Digitizing your business information and syndicating it to directories and online publishers is a must and the associated costs are minimal (if any at all, depending upon how you go about it). There are several companies who provide local businesses with this type of service (syndication to several hundred online directories) for $100 or less a year. Great article.
Great article Rebecca! I think we need to follow it up with something about how to optimize the local search sections. That has been a major pain in my butt!
Ditto Alex's comment.
Odered up this book just now.....who would have thought being a GSM included knowing a little about SEO?
This is one of my continuing projects - updating local directories. I have learned the hard way that when you go and correct and incorrect listing, it can reappear a month later what that local site updates from another feed with incorrect info. With that learned, my efforts have been to try and correct the sources where incorrect info about our dealerships is being sent from. Jamie - do you know how to solve this?
Here is a list of sites to add a free local business listing that will help with local search. Often you will see these sites appear on Google Page one for business names so they are value for your automotive SEO program.

Keep in mind that if the site has a "description of service" box or company profile, write a good paragraph or more that includes your brand name, your location as well as words about service, parts and extended warranties.

Service Departments are often not discussed in SEO tactical posts but if you start adding service to your directory keyword strategy you will be surprised to see what happens.

These are tried and true sites:

Here are a few sites that can be optimized for your personal name which can include your dealership name and locale.

Local search is very powerful and all business owners should make sure your free local directory listing are correct.

While you are checking them, take a peek at the review and make sure your customer feedback is balanced and not just filled with negative reviews.

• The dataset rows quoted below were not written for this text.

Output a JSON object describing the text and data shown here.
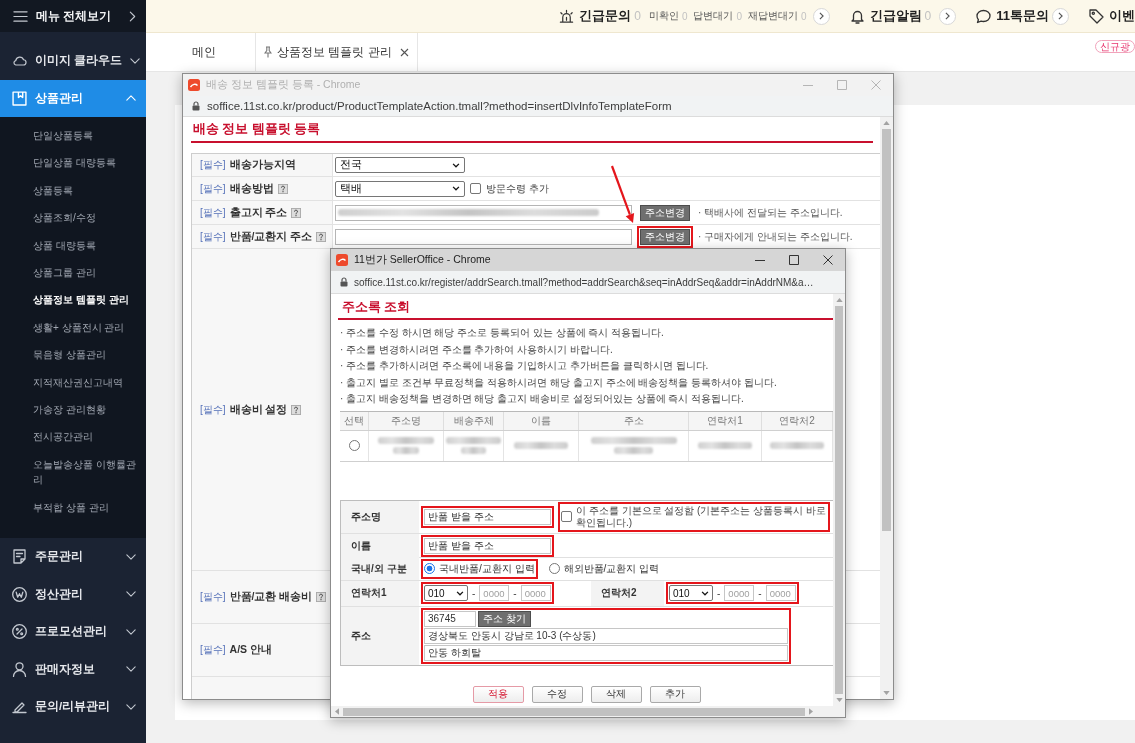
{
  "sidebar": {
    "header": {
      "label": "메뉴 전체보기"
    },
    "items": [
      {
        "label": "이미지 클라우드",
        "expanded": false
      },
      {
        "label": "상품관리",
        "expanded": true,
        "children": [
          {
            "label": "단일상품등록",
            "selected": false
          },
          {
            "label": "단일상품 대량등록",
            "selected": false
          },
          {
            "label": "상품등록",
            "selected": false
          },
          {
            "label": "상품조회/수정",
            "selected": false
          },
          {
            "label": "상품 대량등록",
            "selected": false
          },
          {
            "label": "상품그룹 관리",
            "selected": false
          },
          {
            "label": "상품정보 템플릿 관리",
            "selected": true
          },
          {
            "label": "생활+ 상품전시 관리",
            "selected": false
          },
          {
            "label": "묶음형 상품관리",
            "selected": false
          },
          {
            "label": "지적재산권신고내역",
            "selected": false
          },
          {
            "label": "가송장 관리현황",
            "selected": false
          },
          {
            "label": "전시공간관리",
            "selected": false
          },
          {
            "label": "오늘발송상품 이행률관리",
            "selected": false
          },
          {
            "label": "부적합 상품 관리",
            "selected": false
          }
        ]
      },
      {
        "label": "주문관리",
        "expanded": false
      },
      {
        "label": "정산관리",
        "expanded": false
      },
      {
        "label": "프로모션관리",
        "expanded": false
      },
      {
        "label": "판매자정보",
        "expanded": false
      },
      {
        "label": "문의/리뷰관리",
        "expanded": false
      }
    ]
  },
  "top_bar": {
    "alerts": [
      {
        "label": "긴급문의",
        "count": "0",
        "details": [
          {
            "label": "미확인",
            "count": "0"
          },
          {
            "label": "답변대기",
            "count": "0"
          },
          {
            "label": "재답변대기",
            "count": "0"
          }
        ],
        "more": true
      },
      {
        "label": "긴급알림",
        "count": "0",
        "more": true
      },
      {
        "label": "11톡문의",
        "more": true
      },
      {
        "label": "이벤",
        "badge": "신규광",
        "more": false
      }
    ]
  },
  "tabs": [
    {
      "label": "메인",
      "pinned": false,
      "closable": false
    },
    {
      "label": "상품정보 템플릿 관리",
      "pinned": true,
      "closable": true
    }
  ],
  "template_window": {
    "title": "배송 정보 템플릿 등록 - Chrome",
    "active": false,
    "url": "soffice.11st.co.kr/product/ProductTemplateAction.tmall?method=insertDlvInfoTemplateForm",
    "heading": "배송 정보 템플릿 등록",
    "rows": [
      {
        "kind": "select",
        "required": "[필수]",
        "label": "배송가능지역",
        "help": false,
        "value": "전국"
      },
      {
        "kind": "select_checkbox",
        "required": "[필수]",
        "label": "배송방법",
        "help": true,
        "value": "택배",
        "checkbox": {
          "label": "방문수령 추가",
          "checked": false
        }
      },
      {
        "kind": "address",
        "required": "[필수]",
        "label": "출고지 주소",
        "help": true,
        "blurred": true,
        "button": {
          "label": "주소변경",
          "highlighted": false
        },
        "note": "· 택배사에 전달되는 주소입니다."
      },
      {
        "kind": "address",
        "required": "[필수]",
        "label": "반품/교환지 주소",
        "help": true,
        "blurred": false,
        "button": {
          "label": "주소변경",
          "highlighted": true
        },
        "note": "· 구매자에게 안내되는 주소입니다."
      },
      {
        "kind": "tall",
        "required": "[필수]",
        "label": "배송비 설정",
        "help": true
      },
      {
        "kind": "short",
        "required": "[필수]",
        "label": "반품/교환 배송비",
        "help": true
      },
      {
        "kind": "short",
        "required": "[필수]",
        "label": "A/S 안내",
        "help": false
      }
    ]
  },
  "address_window": {
    "title": "11번가 SellerOffice - Chrome",
    "active": true,
    "url": "soffice.11st.co.kr/register/addrSearch.tmall?method=addrSearch&seq=inAddrSeq&addr=inAddrNM&a…",
    "heading": "주소록 조회",
    "notes": [
      "· 주소를 수정 하시면 해당 주소로 등록되어 있는 상품에 즉시 적용됩니다.",
      "· 주소를 변경하시려면 주소를 추가하여 사용하시기 바랍니다.",
      "· 주소를 추가하시려면 주소록에 내용을 기입하시고 추가버튼을 클릭하시면 됩니다.",
      "· 출고지 별로 조건부 무료정책을 적용하시려면 해당 출고지 주소에 배송정책을 등록하셔야 됩니다.",
      "· 출고지 배송정책을 변경하면 해당 출고지 배송비로 설정되어있는 상품에 즉시 적용됩니다."
    ],
    "table": {
      "columns": [
        "선택",
        "주소명",
        "배송주체",
        "이름",
        "주소",
        "연락처1",
        "연락처2"
      ],
      "rows": [
        {
          "selected": false
        }
      ]
    },
    "form": {
      "address_name": {
        "label": "주소명",
        "value": "반품 받을 주소",
        "highlighted": true
      },
      "default_checkbox": {
        "label": "이 주소를 기본으로 설정함 (기본주소는 상품등록시 바로 확인됩니다.)",
        "checked": false,
        "highlighted": true
      },
      "name": {
        "label": "이름",
        "value": "반품 받을 주소",
        "highlighted": true
      },
      "region": {
        "label": "국내/외 구분",
        "options": [
          {
            "label": "국내반품/교환지 입력",
            "selected": true,
            "highlighted": true
          },
          {
            "label": "해외반품/교환지 입력",
            "selected": false,
            "highlighted": false
          }
        ]
      },
      "phones": [
        {
          "label": "연락처1",
          "highlighted": true,
          "parts": [
            {
              "kind": "select",
              "value": "010"
            },
            {
              "kind": "text",
              "text": "-"
            },
            {
              "kind": "input",
              "placeholder": "0000"
            },
            {
              "kind": "text",
              "text": "-"
            },
            {
              "kind": "input",
              "placeholder": "0000"
            }
          ]
        },
        {
          "label": "연락처2",
          "highlighted": true,
          "parts": [
            {
              "kind": "select",
              "value": "010"
            },
            {
              "kind": "text",
              "text": "-"
            },
            {
              "kind": "input",
              "placeholder": "0000"
            },
            {
              "kind": "text",
              "text": "-"
            },
            {
              "kind": "input",
              "placeholder": "0000"
            }
          ]
        }
      ],
      "address": {
        "label": "주소",
        "zip": "36745",
        "search_button": "주소 찾기",
        "line1": "경상북도 안동시 강남로 10-3 (수상동)",
        "line2": "안동 하회탈",
        "highlighted": true
      }
    },
    "buttons": [
      {
        "label": "적용",
        "kind": "primary"
      },
      {
        "label": "수정",
        "kind": "default"
      },
      {
        "label": "삭제",
        "kind": "default"
      },
      {
        "label": "추가",
        "kind": "default"
      }
    ]
  }
}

We (ReachLocal) help a couple of hundred franchise clients w/ local directory listings via a partnership w/ Localeze. As I mentioned before - it's a very cheap service and they do a goob job syndicating your correct business information across close to 150 directories. Feel free to contact me and I can put you in touch w/ someone directly at Localeze who can help you out.

[email protected]
Rebecca, nice article. In addition to understanding what local is for the area in question (NYC vs Montana), its important to understand the difference in categories. Consumers will drive further to see a dealership or lawyer, for example, than they will for a pizza. These service areas are based less on proximity. FastCall411 has a few examples of this on the site.
There are too many local marketing companies out that that can't really promise the outcome. Local businesses is losing confidence to pay for all those local advertisement.

Local coupon network is FREE and is hoping to build the largest local coupon network in North America. So all local businesses will be able to share the search engine traffic and acquire more local shoppers.
This is a GREAT article. I'm curious if people have found resources to independently update all their listings as a dealership. That seems to be something many companies struggle with.

As Jamie pointed out, SEM companies like ReachLocal, Performics, Cuneo can help with this but I'd love to be able to direct people to the right resources to do it themselves, because it's such a key item to consider.